Thursday, May 8, 2014

"Dividing in order to Divine": The Occult Doppelganger

It seems incredible that what our minds produce can affect us in such powerful ways but it’s true. Sometimes what ‘was’ or ‘is’ are less important that ‘what could be’. To a magician, what could be is thought of as in the process. It is an intermediary step between thought and being. The Stoics called it the lekton or expressible. It is an incorporeal state lacking presence. Without ontological form, it is liminal or in-between. Just like the middle period during a rite of passage, when an initiate enters this state they communicate the expressible. In addition, the exchange that occurs between the initiate and the deity takes the form of conjuration.  This operation or birthing is always more important than how we describe the process. Origin is not intended to describe the process by which the existent came into being, but rather to describe that which emerges from the process of becoming. [1]



During ritual, there is a permanent bond that forms between the initiate and the deity. Benjamin went so far as to suggest that part of the creator dies in the ritual process. He states that, “the origin of the great work has often been considered through the image of birth. This is a dialectical image; it embraces the process from two sides. The first has to do with creative conception and concerns the feminine element in genius. The feminine is exhausted in creation. It gives life to the work and then dies away. What dies in the master along-side the achieved creation is the part of him in which the creation was conceived. In its achievement, creation gives birth anew to the creator. [2] Although a part of the magician is lost to the entity summoned, in turn the entity gives something back to the evoker. This something is the gift of presence. The magician is renewed by having the entity there and present. It is always the hallmark of a successful occult operation.



Now what do we mean by saying the magician is renewed by losing a part of himself in the ritual? Only that there is a part of himself that must be released when summoning the supernatural entity. Artisotle expressed the idea in his ethos anthropoi daimon. The usual translation of this phrase is “For man, character is the demon.” Ethos originally referred to what is proper in the sense of “dwelling place, habitat.” In addition, daimon means etymologically “to divide, lacerate.” So daimon was he who lacerates or divides. We shouldn’t consider this a negative connotation because only in what divides could the daimon be thought to destine or thread a fate. So ethos anthropoi daimon translates into ethos, the dwelling in the ‘self’ or that which is most proper for him, is what lacerates, divides, assigns, or destines. In other words, for man to be himself, he must necessarily divide himself.[3]  Man must divide and lose a part of himself if he seeks the presence of an occult entity. But in doing so, he becomes renewed by having the entity close.
The idea of division isn’t a new concept. Gershom Scholem has discussed it at great length concerning Jewish prophets in the 13th century. In his ‘On the Mystical Shape of the Godhead’, he writes of a cabalistic anthology called the Shushan Sodoth. In this work, prophesy appears as one’s own doppelganger. The complete secret of prophesy consists in the fact that the prophet suddenly sees the form of his own self standing before him, and he forgets his own self and ignores it and that form speaks with him and tells  him the future. As it is necessary for the prophet to “divide” in order to “divine”, the occultist must also separate from himself to exact a successful ritualistic interaction. This separation is also the first state of the rite of passage. When the initiate divides, he is then ready to enter a liminal time.

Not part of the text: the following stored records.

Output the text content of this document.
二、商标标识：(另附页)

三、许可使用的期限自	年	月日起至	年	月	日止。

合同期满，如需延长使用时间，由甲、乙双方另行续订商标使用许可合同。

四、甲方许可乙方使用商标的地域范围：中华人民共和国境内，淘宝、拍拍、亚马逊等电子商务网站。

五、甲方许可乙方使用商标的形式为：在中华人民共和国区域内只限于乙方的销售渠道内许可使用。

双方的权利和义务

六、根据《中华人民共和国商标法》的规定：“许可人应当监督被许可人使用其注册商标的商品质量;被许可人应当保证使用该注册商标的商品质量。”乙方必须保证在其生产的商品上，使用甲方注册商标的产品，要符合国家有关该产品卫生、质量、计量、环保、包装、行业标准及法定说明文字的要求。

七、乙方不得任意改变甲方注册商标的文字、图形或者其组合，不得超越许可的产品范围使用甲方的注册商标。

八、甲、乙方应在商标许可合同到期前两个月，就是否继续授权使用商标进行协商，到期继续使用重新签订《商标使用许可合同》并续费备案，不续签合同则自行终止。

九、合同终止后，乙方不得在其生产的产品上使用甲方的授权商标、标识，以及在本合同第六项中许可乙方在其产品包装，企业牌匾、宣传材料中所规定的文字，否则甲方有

The doppelganger is also the difference between actuality and potentiality or ‘what is’ and ‘what could be’. Potentiality then is the ability to do something. It could happen. For example, a magician has the ability or potentiality to perform ritual. But he also has the ability to not-ritualize or to not pass into actuality. It is these changes from potentiality to actuality that embody ontological trajectories of the supernatural. To refer again to Aristotle, the philosopher called it a harmonizing part of nature. He interpreted actuality (energeia) as light and potentiality as darkness (skotos). What is sometimes dark and sometimes light is one in nature.[4] These stages of light and dark are the perfect metaphor for describing the liminal. In many societies the liminal initiates considered to be dark, invisible, like the sun or moon in eclipse or the moon between phases, as the “dark of the moon.”[5] Those in the liminal state traverse what is and what could be. Describing the initiate in terms of light and dark is only a short step from comparing them to gods or ghosts. It’s essential we understand these various ideas of being when we attempt to understand critically what is happening during the occult process.



[1] Walter Benjamin. Gesammelte Schriften, Vol. 1 Pt 1 pp226.
[2] Walter Benjamin. Gesammelte Schriften. Vol. 4. Pt 1. pp438. Ed. Rolf Tiedemann & Maini Suhrkamp 1974-89. 
[3] See Giorgio Agamben’s ‘Potentialities’ for a more detailed account of Aristotle’s ethos anthropoi daimon.
[4] Aristotle. 418. B-419 e 1
[5] Victor Turner. From Ritual to Theatre. PAJ Publishing. New York. 1992.